New York-based Prevail Therapeutics has chosen the Swiss CDMO for GMP manufacturing of the AAV9-based gene therapy for patients with neurodegenerative diseases
Lonza Houston site
Lonza has entered into a strategic collaboration with US-based biopharmaceutical Prevail Therapeutics to develop and manufacture its novel AAV9 gene therapy for patients with neurodegenerative diseases.
Headquartered in New York, Prevail has been working with the Swiss CDMO since 2018, with an initial focus on process development to GMP manufacturing of Prevail’s two lead programmes, PR001 and PR006.
Under this collaboration, focused on the baculovirus/Sf9 production system for gene therapies, Lonza will manufacture Prevail’s pipeline of novel AAV-based gene therapy for patients with neurodegenerative diseases. Lonza will carry out this work at its gene therapy centre of excellence in Houston, Texas. The site entered operation in April 2018, as shown in the video below.
Prevail’s pipeline includes PR001, an AAV9-based gene therapy delivering GBA1, in development for Parkinson's disease patients with GBA1 mutations (PD-GBA), and neuronopathic Gaucher disease patients (nGD). The biopharma company plans to initiate a Phase 1/2 clinical trial of PR001 in PD-GBA in 2019.

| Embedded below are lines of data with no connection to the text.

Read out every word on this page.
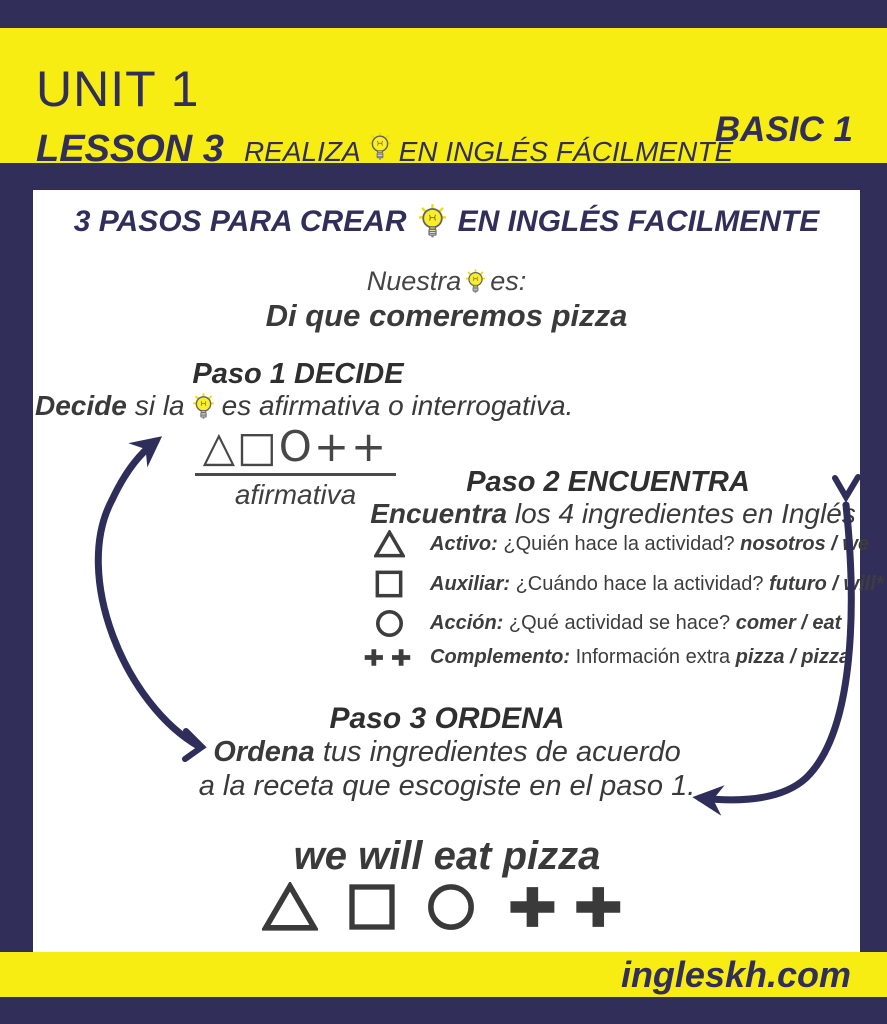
UNIT 1
LESSON 3 REALIZA EN INGLÉS FÁCILMENTE
BASIC 1
3 PASOS PARA CREAR EN INGLÉS FACILMENTE
Nuestra es:
Di que comeremos pizza
Paso 1 DECIDE
Decide si la es afirmativa o interrogativa.
△□O++
afirmativa	Paso 2 ENCUENTRA
Encuentra los 4 ingredientes en Inglés
Activo: ¿Quién hace la actividad? nosotros / we
Auxiliar: ¿Cuándo hace la actividad? futuro / will*
Acción: ¿Qué actividad se hace? comer / eat
Complemento: Información extra pizza / pizza
Paso 3 ORDENA
Ordena tus ingredientes de acuerdo
a la receta que escogiste en el paso 1.
we will eat pizza
ingleskh.com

The company is also developing PR006, an AAV9-based gene therapy delivering GRN, for frontotemporal dementia patients with a GRN mutation (FTD-GRN). Prevail anticipates PR006 will enter the clinic in 2020.

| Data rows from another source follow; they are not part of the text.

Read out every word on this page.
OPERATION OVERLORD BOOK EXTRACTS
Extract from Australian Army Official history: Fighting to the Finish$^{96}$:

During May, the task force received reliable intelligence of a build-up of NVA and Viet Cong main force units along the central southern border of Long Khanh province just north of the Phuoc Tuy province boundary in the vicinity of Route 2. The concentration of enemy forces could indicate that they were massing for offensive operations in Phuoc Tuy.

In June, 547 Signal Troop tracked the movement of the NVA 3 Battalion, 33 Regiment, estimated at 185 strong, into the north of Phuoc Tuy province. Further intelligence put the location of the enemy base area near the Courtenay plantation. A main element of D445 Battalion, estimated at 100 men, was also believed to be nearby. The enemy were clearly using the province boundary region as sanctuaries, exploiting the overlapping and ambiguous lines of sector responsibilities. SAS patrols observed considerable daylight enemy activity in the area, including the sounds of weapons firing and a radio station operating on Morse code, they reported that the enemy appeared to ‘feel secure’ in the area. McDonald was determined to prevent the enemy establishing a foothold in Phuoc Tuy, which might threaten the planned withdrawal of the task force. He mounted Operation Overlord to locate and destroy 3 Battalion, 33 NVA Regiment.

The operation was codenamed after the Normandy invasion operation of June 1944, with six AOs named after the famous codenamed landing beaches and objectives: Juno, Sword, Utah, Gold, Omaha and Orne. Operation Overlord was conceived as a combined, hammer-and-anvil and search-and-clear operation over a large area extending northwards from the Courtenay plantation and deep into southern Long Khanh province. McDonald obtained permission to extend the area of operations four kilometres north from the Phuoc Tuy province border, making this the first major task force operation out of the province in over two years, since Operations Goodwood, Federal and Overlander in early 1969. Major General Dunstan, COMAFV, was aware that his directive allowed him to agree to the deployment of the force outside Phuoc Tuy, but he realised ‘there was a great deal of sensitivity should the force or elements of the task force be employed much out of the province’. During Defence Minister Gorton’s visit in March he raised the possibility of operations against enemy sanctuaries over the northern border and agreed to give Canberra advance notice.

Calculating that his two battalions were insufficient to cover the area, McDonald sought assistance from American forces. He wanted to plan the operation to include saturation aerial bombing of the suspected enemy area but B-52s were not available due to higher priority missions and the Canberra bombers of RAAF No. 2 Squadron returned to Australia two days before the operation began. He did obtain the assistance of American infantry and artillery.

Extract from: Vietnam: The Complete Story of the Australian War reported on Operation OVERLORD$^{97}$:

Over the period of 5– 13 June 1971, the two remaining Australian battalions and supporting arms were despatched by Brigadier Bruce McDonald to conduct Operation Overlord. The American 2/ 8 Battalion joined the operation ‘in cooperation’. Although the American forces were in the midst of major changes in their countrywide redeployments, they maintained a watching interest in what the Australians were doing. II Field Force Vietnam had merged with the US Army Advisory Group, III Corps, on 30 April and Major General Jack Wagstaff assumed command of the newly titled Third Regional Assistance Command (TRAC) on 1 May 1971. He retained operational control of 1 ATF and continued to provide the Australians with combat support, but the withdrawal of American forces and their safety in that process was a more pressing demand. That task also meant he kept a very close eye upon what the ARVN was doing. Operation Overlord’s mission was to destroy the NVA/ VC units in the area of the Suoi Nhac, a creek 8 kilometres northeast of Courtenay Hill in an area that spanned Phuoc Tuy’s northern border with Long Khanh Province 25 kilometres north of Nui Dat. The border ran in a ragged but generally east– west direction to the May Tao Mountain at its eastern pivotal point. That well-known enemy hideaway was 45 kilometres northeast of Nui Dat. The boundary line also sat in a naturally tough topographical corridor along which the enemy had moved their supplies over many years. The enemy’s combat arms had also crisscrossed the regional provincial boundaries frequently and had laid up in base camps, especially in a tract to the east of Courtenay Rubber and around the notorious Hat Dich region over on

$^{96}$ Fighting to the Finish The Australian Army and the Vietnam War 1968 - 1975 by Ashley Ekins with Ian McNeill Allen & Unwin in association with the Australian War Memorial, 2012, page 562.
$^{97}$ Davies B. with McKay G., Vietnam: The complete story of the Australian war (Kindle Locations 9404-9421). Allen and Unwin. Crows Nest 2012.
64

The collaboration also has the potential to extend to Prevail’s future pipeline of AAV-based gene therapy programs.
Prevail has built in-house process and analytical development capabilities utilising both HEK293 and baculovirus/Sf9 AAV expression systems.
Under this collaboration, Prevail and Lonza will work closely together on process development, analytical development, and large-scale production using the baculovirus/Sf9 process for late-stage clinical and commercial supply at Lonza’s GMP facility in Houston.